# Wall Panels.



## Epoxy Pro (Oct 7, 2012)

We re installed these wall panels today. Recycled paper product. They were installed with the factory double sided tape and wouldn't stay up. We ended up grabbing some sizing and wall paper glue. We applied the sizing to the walls and back of the panels, let them sit for a couple of hours and started the glue.

It was easy since the carpenter marked it out and we used his marks. No way could you get this straight without a laser level.
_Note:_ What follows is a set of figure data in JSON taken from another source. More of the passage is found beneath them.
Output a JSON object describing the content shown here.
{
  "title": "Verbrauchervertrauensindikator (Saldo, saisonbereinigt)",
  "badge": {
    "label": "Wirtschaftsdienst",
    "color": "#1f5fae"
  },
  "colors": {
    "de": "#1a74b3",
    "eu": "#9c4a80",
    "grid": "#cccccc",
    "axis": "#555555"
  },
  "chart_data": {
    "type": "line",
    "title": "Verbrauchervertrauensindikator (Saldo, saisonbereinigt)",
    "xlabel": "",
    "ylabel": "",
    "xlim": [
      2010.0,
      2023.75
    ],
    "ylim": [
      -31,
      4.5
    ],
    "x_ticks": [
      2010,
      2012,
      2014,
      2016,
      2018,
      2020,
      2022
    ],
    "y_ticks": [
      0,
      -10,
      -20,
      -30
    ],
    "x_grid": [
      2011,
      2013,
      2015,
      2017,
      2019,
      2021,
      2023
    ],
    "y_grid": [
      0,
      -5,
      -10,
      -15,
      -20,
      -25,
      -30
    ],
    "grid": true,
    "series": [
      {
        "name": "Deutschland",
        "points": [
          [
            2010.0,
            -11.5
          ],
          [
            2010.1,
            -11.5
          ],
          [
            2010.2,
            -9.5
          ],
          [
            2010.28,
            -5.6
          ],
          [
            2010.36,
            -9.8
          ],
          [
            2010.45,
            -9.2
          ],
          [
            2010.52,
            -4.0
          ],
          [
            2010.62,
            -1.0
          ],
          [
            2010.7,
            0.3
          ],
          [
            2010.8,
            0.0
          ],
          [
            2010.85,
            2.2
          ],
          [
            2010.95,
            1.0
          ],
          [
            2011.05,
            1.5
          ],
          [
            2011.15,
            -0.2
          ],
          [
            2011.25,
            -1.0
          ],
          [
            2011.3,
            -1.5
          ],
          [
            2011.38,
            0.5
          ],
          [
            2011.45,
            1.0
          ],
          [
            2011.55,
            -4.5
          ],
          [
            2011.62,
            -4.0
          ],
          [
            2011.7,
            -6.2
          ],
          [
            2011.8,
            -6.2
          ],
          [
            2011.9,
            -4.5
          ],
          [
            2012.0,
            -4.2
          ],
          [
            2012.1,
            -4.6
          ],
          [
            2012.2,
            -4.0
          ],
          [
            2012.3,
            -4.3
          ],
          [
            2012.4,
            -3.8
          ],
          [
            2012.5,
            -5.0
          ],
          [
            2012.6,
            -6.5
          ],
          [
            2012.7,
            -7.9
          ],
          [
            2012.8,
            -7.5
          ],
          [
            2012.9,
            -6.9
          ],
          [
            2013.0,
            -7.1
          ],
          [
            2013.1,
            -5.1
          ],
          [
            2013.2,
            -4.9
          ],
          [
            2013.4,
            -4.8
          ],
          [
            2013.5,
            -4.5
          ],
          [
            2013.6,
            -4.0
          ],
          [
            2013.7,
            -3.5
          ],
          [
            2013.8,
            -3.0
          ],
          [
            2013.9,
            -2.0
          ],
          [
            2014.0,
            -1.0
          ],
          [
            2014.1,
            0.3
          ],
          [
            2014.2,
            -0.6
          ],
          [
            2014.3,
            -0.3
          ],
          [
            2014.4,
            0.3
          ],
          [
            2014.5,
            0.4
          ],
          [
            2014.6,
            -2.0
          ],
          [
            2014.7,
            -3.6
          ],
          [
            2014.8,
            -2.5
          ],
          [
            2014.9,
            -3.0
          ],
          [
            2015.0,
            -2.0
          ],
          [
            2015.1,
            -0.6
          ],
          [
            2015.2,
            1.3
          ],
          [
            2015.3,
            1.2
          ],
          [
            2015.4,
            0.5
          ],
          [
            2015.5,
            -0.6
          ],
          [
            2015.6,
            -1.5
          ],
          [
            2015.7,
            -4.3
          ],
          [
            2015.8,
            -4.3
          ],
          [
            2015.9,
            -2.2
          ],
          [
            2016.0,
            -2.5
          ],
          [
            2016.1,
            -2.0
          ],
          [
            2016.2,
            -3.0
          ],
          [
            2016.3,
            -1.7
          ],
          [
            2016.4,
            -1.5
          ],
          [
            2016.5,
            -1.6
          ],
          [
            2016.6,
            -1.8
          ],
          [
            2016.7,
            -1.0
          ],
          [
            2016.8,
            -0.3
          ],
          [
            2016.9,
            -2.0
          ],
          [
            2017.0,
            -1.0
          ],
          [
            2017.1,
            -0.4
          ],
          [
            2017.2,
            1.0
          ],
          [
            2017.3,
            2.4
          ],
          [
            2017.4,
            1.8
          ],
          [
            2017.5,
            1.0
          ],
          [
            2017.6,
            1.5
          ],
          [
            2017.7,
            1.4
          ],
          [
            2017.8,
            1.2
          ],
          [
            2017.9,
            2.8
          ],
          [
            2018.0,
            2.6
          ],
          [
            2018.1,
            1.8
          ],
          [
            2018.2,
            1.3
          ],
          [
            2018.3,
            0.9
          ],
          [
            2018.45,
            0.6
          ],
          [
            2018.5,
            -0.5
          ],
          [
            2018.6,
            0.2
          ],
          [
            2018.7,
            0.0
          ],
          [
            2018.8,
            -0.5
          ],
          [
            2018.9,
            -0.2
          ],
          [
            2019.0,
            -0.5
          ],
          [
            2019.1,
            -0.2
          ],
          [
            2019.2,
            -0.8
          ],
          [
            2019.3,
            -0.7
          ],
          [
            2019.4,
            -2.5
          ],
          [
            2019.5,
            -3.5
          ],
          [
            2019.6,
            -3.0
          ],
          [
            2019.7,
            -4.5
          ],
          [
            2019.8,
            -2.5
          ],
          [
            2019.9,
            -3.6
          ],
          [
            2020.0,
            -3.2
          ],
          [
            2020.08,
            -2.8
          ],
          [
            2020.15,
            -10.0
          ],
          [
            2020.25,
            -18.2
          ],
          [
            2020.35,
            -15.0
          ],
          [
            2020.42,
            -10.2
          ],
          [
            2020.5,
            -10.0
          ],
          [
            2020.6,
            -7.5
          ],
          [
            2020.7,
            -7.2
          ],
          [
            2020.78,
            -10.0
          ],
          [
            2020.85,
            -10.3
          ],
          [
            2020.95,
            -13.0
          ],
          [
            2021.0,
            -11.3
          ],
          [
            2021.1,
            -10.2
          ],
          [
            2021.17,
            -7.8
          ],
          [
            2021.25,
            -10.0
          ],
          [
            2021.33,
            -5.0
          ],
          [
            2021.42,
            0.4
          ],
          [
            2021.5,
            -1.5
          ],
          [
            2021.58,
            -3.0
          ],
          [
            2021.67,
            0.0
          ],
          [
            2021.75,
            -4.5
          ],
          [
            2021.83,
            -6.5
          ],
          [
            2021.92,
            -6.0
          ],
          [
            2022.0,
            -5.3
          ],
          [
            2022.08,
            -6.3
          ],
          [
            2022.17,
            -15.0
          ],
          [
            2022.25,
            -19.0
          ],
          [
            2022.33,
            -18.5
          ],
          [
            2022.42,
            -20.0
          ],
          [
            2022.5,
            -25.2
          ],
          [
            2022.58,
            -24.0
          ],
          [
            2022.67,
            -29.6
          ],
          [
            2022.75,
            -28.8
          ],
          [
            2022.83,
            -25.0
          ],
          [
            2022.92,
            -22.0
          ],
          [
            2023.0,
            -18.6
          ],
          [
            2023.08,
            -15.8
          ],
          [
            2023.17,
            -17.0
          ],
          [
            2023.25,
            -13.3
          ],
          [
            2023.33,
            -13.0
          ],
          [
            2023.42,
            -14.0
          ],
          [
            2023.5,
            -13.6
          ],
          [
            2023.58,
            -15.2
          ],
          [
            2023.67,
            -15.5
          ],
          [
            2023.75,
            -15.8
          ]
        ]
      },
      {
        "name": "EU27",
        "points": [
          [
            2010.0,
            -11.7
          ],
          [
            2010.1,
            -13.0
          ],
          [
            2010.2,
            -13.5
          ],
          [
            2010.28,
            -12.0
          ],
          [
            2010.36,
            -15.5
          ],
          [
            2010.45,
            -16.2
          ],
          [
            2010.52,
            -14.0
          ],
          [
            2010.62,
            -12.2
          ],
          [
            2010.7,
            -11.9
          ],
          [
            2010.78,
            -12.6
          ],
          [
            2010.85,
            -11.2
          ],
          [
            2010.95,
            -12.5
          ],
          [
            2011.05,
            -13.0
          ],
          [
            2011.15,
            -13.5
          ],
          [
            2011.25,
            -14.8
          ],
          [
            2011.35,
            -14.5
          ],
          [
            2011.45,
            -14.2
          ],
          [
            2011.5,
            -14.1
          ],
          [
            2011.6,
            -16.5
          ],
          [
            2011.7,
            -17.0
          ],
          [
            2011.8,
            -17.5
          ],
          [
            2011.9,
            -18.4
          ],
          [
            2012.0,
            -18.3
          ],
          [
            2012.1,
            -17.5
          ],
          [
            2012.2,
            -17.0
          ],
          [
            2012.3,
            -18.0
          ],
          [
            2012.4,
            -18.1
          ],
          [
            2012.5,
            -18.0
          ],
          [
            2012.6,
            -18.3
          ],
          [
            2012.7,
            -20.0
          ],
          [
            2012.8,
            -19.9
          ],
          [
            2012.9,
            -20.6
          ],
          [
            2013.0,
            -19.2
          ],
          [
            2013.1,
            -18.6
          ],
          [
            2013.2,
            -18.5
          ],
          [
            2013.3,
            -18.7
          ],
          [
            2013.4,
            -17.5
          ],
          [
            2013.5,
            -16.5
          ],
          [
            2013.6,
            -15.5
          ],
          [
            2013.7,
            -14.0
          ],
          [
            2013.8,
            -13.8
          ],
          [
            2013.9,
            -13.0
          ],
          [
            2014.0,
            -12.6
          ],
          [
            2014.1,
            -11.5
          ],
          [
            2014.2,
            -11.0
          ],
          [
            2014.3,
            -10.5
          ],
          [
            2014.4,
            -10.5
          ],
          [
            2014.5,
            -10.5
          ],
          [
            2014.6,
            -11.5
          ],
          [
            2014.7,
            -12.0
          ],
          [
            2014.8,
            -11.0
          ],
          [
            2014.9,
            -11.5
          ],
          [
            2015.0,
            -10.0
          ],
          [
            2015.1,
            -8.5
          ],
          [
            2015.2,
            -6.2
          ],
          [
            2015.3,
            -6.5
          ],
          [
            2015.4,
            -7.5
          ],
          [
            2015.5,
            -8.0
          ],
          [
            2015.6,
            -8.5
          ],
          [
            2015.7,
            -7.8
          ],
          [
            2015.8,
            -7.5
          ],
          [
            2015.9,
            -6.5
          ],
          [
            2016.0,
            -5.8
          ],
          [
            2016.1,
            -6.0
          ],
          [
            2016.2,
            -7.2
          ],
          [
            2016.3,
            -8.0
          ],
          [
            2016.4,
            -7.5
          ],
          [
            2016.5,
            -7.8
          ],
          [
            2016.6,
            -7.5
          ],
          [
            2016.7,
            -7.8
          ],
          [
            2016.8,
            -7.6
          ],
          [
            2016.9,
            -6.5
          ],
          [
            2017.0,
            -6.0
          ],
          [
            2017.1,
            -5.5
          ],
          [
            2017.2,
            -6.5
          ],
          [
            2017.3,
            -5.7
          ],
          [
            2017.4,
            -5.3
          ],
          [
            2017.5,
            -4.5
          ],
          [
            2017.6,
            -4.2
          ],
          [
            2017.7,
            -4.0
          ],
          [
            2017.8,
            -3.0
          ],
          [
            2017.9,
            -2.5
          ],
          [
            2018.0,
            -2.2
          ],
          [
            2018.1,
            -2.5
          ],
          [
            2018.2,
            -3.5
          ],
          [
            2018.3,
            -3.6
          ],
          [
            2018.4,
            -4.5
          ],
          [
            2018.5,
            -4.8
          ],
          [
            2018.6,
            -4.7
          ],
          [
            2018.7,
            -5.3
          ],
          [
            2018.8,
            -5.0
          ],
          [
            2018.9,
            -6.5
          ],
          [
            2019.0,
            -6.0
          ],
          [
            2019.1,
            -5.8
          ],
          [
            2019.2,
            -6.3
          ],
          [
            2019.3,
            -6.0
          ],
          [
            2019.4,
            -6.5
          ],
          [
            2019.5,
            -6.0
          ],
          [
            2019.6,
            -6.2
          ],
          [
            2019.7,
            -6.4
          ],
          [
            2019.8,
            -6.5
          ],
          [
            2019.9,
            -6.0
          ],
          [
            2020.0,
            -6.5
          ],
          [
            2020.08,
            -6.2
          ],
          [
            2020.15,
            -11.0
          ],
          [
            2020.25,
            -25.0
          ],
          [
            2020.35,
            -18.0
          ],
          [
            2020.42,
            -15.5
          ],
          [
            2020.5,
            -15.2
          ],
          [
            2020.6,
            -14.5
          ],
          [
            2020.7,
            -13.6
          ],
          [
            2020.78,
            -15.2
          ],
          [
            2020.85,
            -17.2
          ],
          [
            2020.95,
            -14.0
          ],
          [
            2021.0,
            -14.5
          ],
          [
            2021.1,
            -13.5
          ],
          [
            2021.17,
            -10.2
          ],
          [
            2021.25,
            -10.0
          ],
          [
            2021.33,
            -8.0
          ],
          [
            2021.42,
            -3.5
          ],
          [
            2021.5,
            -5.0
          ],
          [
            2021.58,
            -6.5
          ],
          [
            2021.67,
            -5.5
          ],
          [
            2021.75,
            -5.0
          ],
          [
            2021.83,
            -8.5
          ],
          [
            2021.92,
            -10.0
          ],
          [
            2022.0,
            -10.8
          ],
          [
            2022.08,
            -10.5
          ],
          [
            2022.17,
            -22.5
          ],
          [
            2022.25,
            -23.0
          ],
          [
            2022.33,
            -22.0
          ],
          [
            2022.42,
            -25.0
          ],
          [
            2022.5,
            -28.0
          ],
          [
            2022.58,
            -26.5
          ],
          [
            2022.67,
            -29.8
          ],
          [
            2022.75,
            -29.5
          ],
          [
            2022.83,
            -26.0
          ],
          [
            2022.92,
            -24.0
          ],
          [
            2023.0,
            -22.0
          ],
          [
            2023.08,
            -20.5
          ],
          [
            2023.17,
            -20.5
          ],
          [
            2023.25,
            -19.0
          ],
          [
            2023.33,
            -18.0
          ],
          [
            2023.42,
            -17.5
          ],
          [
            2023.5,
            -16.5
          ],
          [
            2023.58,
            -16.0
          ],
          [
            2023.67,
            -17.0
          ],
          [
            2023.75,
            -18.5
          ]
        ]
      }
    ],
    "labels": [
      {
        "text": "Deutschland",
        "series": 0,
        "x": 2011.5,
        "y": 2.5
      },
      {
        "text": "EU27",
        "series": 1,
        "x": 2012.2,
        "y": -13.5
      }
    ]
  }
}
Tomorrow or Monday we will paint it with Behr Marquee flat in that Pantone PMS 375 color.


----------



## SemiproJohn (Jul 29, 2013)

Are you going to spray them?


----------



## chrisn (Jul 15, 2007)

wall paperGLUE really??????


----------



## Epoxy Pro (Oct 7, 2012)

SemiproJohn said:


> Are you going to spray them?


Yes. I wish we could have sprayed a coat on them first.



chrisn said:


> wall paperGLUE really??????


Paste didn't hold these up either. Since it's a formed paper product most were warped one way or another and glue was the only cure. I did consult 4 different wallpaper stores and the all said to ask one store owner who spent 45 mins with us figuring out the best stuff to use. So far no one has seen these or heard of them around here.


----------



## fauxlynn (Apr 28, 2011)

Very cool,Dave.


----------